July 26, 1953 – The beginning of Fidel Castro’s revolutionary “26th of July Movement.” In 1959, Castro led the rebellion that drove out dictator Fulgencio Batista. Although he once declared that Cuba would never again be ruled by a dictator, Castro’s government became a Communist dictatorship. 

Birthday – Irish playwright George Bernard Shaw (1856-1950) was born in Dublin, Ireland. 

July 27

July 27, 1953 – The Korean War ended with the signing of an armistice by U.S. and North Korean delegates at Panmunjom, Korea. The war had lasted just over three years. 

July 28

July 28, 1932 – The Bonus March eviction in Washington, D.C., occurred as U.S. Army troops under the command of General Douglas MacArthur, Major Dwight D. Eisenhower and Major George S. Patton, attacked and burned the encampments of unemployed World War I veterans. About 15,000 veterans had marched on Washington, demanding payment of a war bonus they had been promised.
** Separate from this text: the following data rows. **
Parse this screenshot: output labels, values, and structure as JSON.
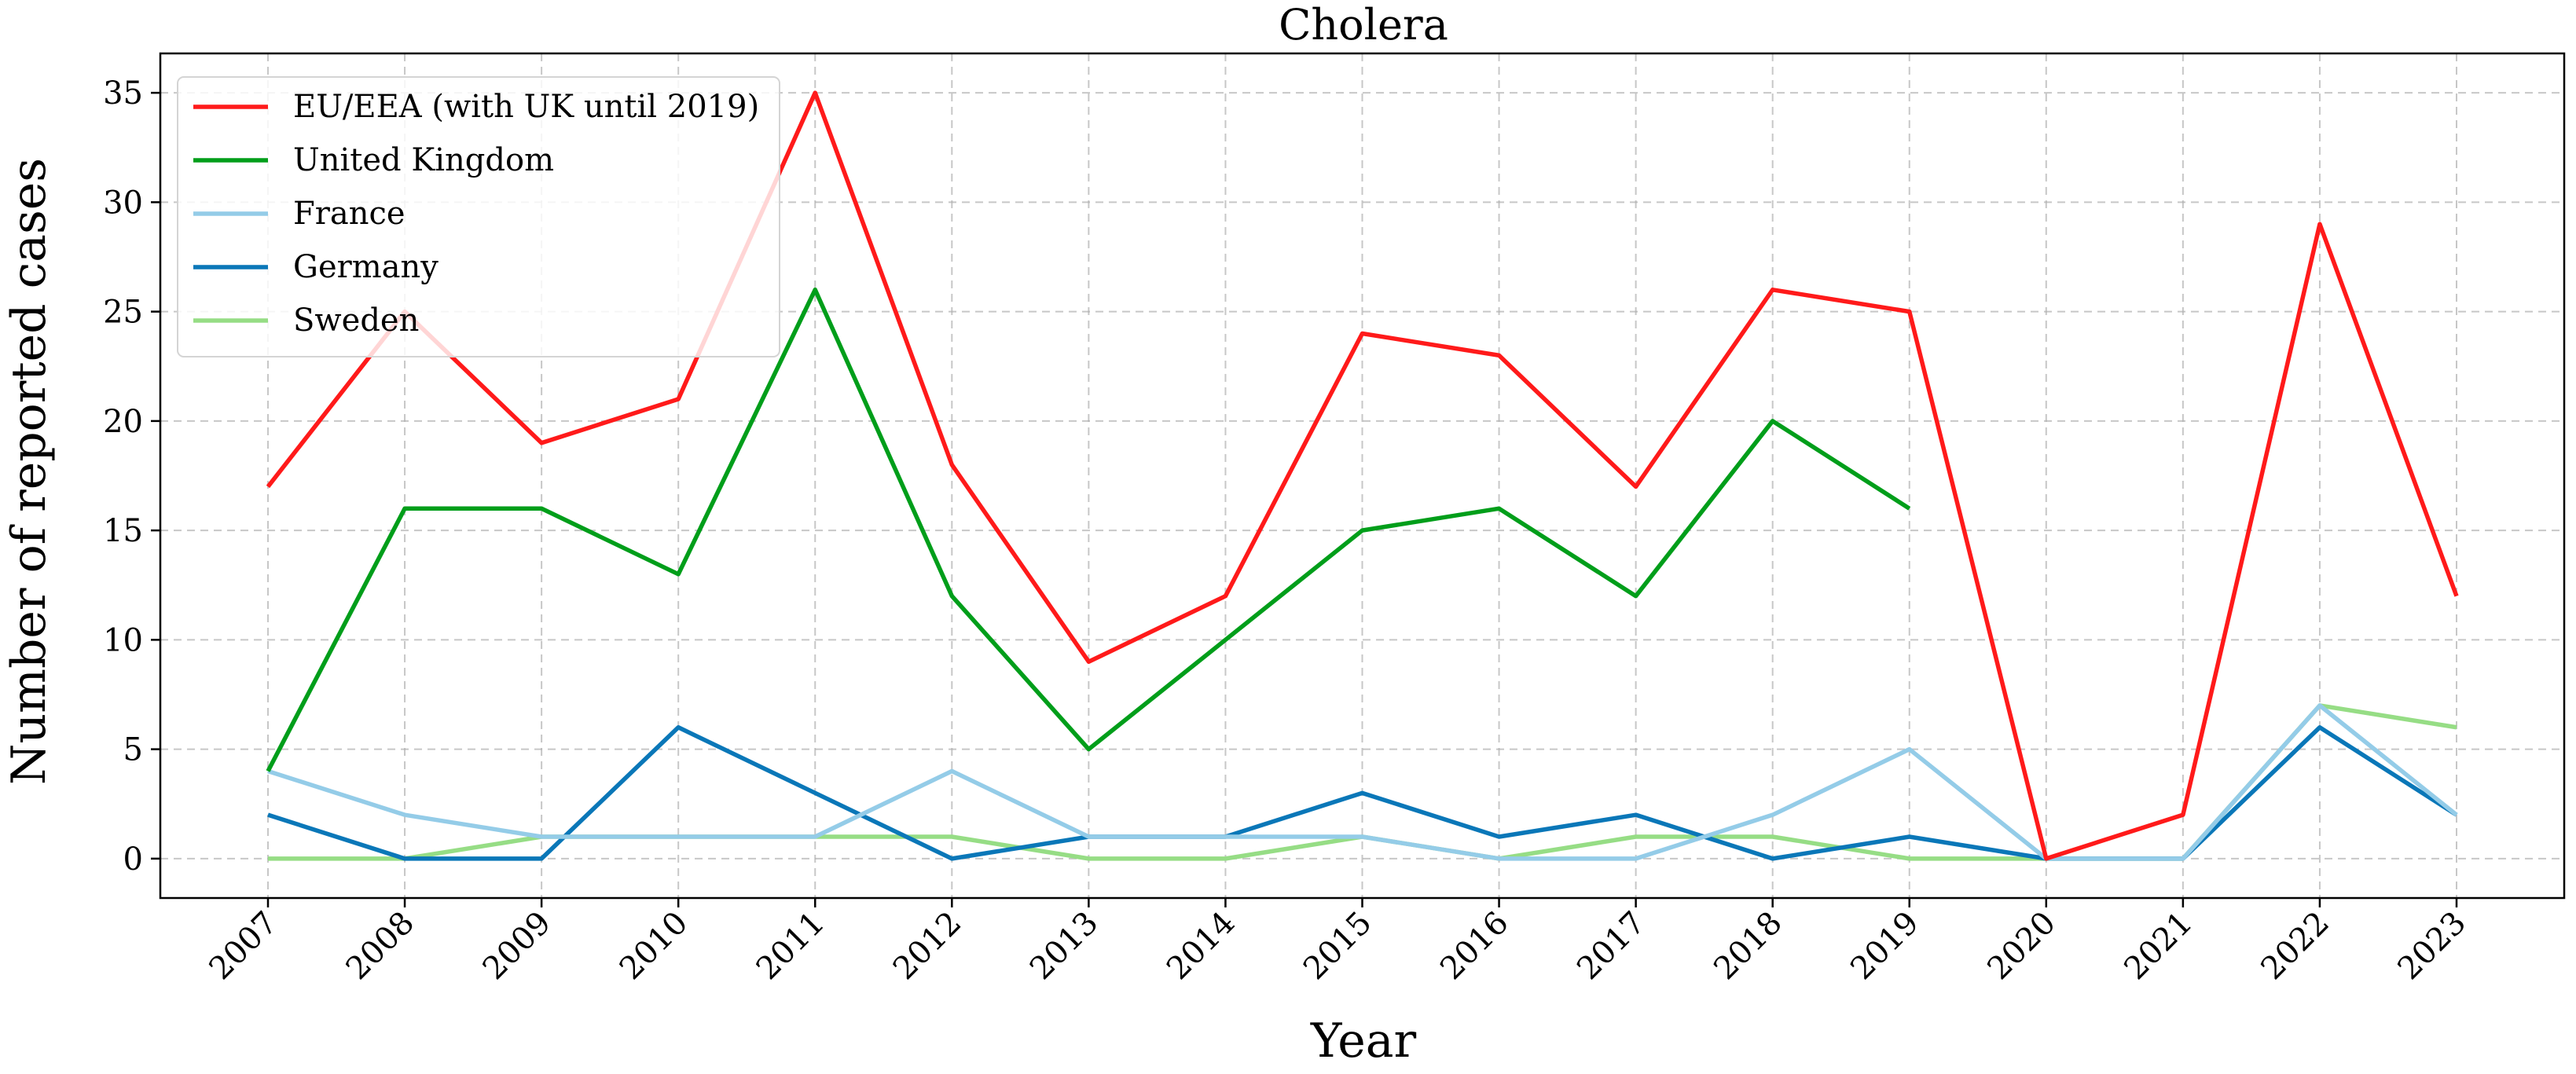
{
  "chart_data": {
    "type": "line",
    "title": "Cholera",
    "xlabel": "Year",
    "ylabel": "Number of reported cases",
    "x": [
      "2007",
      "2008",
      "2009",
      "2010",
      "2011",
      "2012",
      "2013",
      "2014",
      "2015",
      "2016",
      "2017",
      "2018",
      "2019",
      "2020",
      "2021",
      "2022",
      "2023"
    ],
    "ylim": [
      -1.8,
      36.8
    ],
    "yticks": [
      0,
      5,
      10,
      15,
      20,
      25,
      30,
      35
    ],
    "ytick_labels": [
      "0",
      "5",
      "10",
      "15",
      "20",
      "25",
      "30",
      "35"
    ],
    "grid": true,
    "legend_position": "top-left",
    "series": [
      {
        "name": "EU/EEA (with UK until 2019)",
        "color": "#ff1a1a",
        "values": [
          17,
          25,
          19,
          21,
          35,
          18,
          9,
          12,
          24,
          23,
          17,
          26,
          25,
          0,
          2,
          29,
          12
        ]
      },
      {
        "name": "United Kingdom",
        "color": "#009e1a",
        "values": [
          4,
          16,
          16,
          13,
          26,
          12,
          5,
          10,
          15,
          16,
          12,
          20,
          16,
          null,
          null,
          null,
          null
        ]
      },
      {
        "name": "France",
        "color": "#94cce8",
        "values": [
          4,
          2,
          1,
          1,
          1,
          4,
          1,
          1,
          1,
          0,
          0,
          2,
          5,
          0,
          0,
          7,
          2
        ]
      },
      {
        "name": "Germany",
        "color": "#0a77b8",
        "values": [
          2,
          0,
          0,
          6,
          3,
          0,
          1,
          1,
          3,
          1,
          2,
          0,
          1,
          0,
          0,
          6,
          2
        ]
      },
      {
        "name": "Sweden",
        "color": "#96dd85",
        "values": [
          0,
          0,
          1,
          1,
          1,
          1,
          0,
          0,
          1,
          0,
          1,
          1,
          0,
          0,
          0,
          7,
          6
        ]
      }
    ]
  }
}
After two months’ encampment in Washington’s Anacostia Flats, forced eviction of the bonus marchers by the U.S. Army was ordered by President Herbert Hoover. 
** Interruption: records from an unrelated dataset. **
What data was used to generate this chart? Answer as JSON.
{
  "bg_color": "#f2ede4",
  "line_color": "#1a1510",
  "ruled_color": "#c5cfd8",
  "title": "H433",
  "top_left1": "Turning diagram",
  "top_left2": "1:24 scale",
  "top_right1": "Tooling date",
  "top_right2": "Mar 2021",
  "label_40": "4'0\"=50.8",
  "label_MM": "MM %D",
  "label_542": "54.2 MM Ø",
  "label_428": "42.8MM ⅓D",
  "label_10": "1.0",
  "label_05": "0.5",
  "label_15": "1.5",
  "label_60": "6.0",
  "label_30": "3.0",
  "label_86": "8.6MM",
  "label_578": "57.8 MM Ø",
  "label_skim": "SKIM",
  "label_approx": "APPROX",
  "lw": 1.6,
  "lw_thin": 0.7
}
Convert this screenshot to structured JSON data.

July 28, 1943 – During World War II, a firestorm killed 42,000 civilians in Hamburg, Germany. The firestorm occurred after 2,326 tons of bombs and incendiaries were dropped by the Allies. 

Birthday – Jackie Kennedy (1929-1994) was born in Southampton, New York (as Jacqueline Lee Bouvier). She was married to John Fitzgerald Kennedy and after his death later married Greek shipping magnate Aristotle Onassis. 

July 29

Birthday – Benito Mussolini (1883-1945) was born in Dovia, Italy. He ruled Italy from 1922-1943, first as prime minister and then as “Il Duce,” the absolute dictator. 

July 30

July 30, 1975 – Former Teamsters Union leader James Hoffa was last seen outside a restaurant near Detroit, Michigan. His 13-year federal prison sentence had been commuted by President Richard M. Nixon in 1971. On December 8, 1982, seven years after his disappearance, an Oakland County judge declared Hoffa officially dead.
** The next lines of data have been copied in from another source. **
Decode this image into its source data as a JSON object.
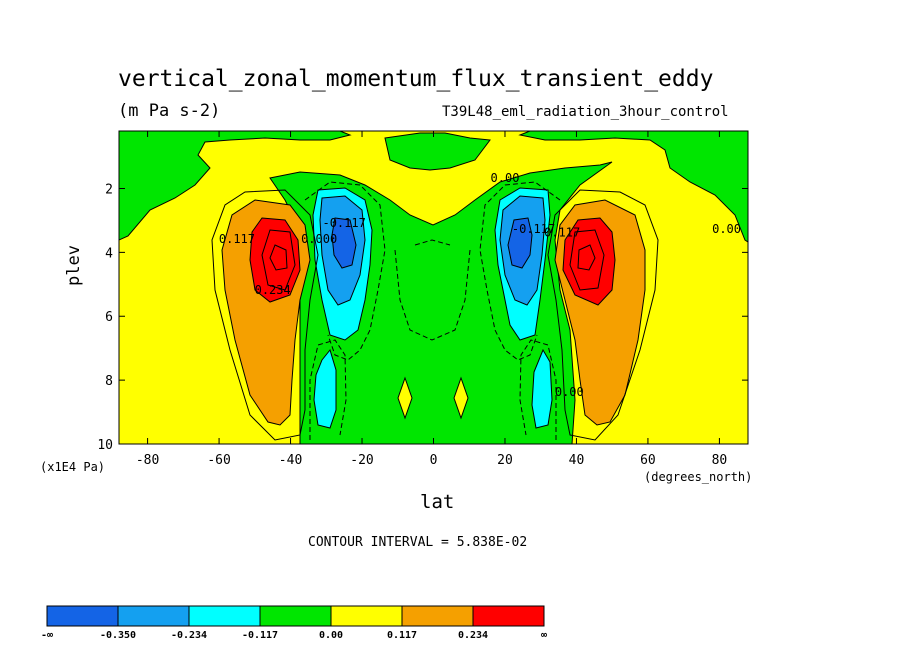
{
  "chart_data": {
    "type": "heatmap",
    "title": "vertical_zonal_momentum_flux_transient_eddy",
    "units": "(m Pa s-2)",
    "subtitle": "T39L48_eml_radiation_3hour_control",
    "xlabel": "lat",
    "xlabel_units": "(degrees_north)",
    "ylabel": "plev",
    "ylabel_scale": "(x1E4 Pa)",
    "xlim": [
      -88,
      88
    ],
    "ylim": [
      0.2,
      10
    ],
    "y_inverted": true,
    "x_ticks": [
      -80,
      -60,
      -40,
      -20,
      0,
      20,
      40,
      60,
      80
    ],
    "x_tick_labels": [
      "-80",
      "-60",
      "-40",
      "-20",
      "0",
      "20",
      "40",
      "60",
      "80"
    ],
    "y_ticks": [
      2,
      4,
      6,
      8,
      10
    ],
    "y_tick_labels": [
      "2",
      "4",
      "6",
      "8",
      "10"
    ],
    "contour_interval_text": "CONTOUR INTERVAL = 5.838E-02",
    "contour_labels": [
      {
        "text": "0.117",
        "lat": -55,
        "plev": 3.7
      },
      {
        "text": "0.234",
        "lat": -45,
        "plev": 5.3
      },
      {
        "text": "0.000",
        "lat": -32,
        "plev": 3.7
      },
      {
        "text": "-0.117",
        "lat": -25,
        "plev": 3.2
      },
      {
        "text": "0.00",
        "lat": 20,
        "plev": 1.8
      },
      {
        "text": "-0.117",
        "lat": 28,
        "plev": 3.4
      },
      {
        "text": "0.117",
        "lat": 36,
        "plev": 3.5
      },
      {
        "text": "0.00",
        "lat": 82,
        "plev": 3.4
      },
      {
        "text": "0.00",
        "lat": 38,
        "plev": 8.5
      }
    ],
    "features": [
      {
        "name": "SH positive maximum",
        "lat": -45,
        "plev": 4.0,
        "value": 0.29,
        "color_band": "red"
      },
      {
        "name": "NH positive maximum",
        "lat": 45,
        "plev": 4.0,
        "value": 0.29,
        "color_band": "red"
      },
      {
        "name": "SH negative minimum",
        "lat": -27,
        "plev": 3.8,
        "value": -0.36,
        "color_band": "blue"
      },
      {
        "name": "NH negative minimum",
        "lat": 25,
        "plev": 3.8,
        "value": -0.36,
        "color_band": "blue"
      },
      {
        "name": "SH lower negative lobe",
        "lat": -30,
        "plev": 8.8,
        "value": -0.2,
        "color_band": "cyan"
      },
      {
        "name": "NH lower negative lobe",
        "lat": 32,
        "plev": 8.8,
        "value": -0.2,
        "color_band": "cyan"
      }
    ],
    "colorbar": {
      "colors": [
        "#1464e6",
        "#14a0f0",
        "#00ffff",
        "#00e600",
        "#ffff00",
        "#f5a000",
        "#ff0000"
      ],
      "labels": [
        "-∞",
        "-0.350",
        "-0.234",
        "-0.117",
        "0.00",
        "0.117",
        "0.234",
        "∞"
      ]
    }
  }
}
Birthday – Automotive pioneer Henry Ford (1863-1947) was born in Dearborn Township, Michigan. He developed an assembly-line production system and introduced a $5-a-day wage for automotive workers. “History is bunk,” he once said.

July 31

July 31, 1776 – During the American Revolution, Francis Salvador became the first Jew to die in the conflict. He had also been the first Jew elected to office in Colonial America, voted a member of the South Carolina Provincial Congress in January 1775.

July 31, 1790 – The U.S. Patent Office first opened its doors. The first U.S. patent was issued to Samuel Hopkins of Vermont for a new method of making pearlash and potash. The patent was signed by George Washington and Thomas Jefferson.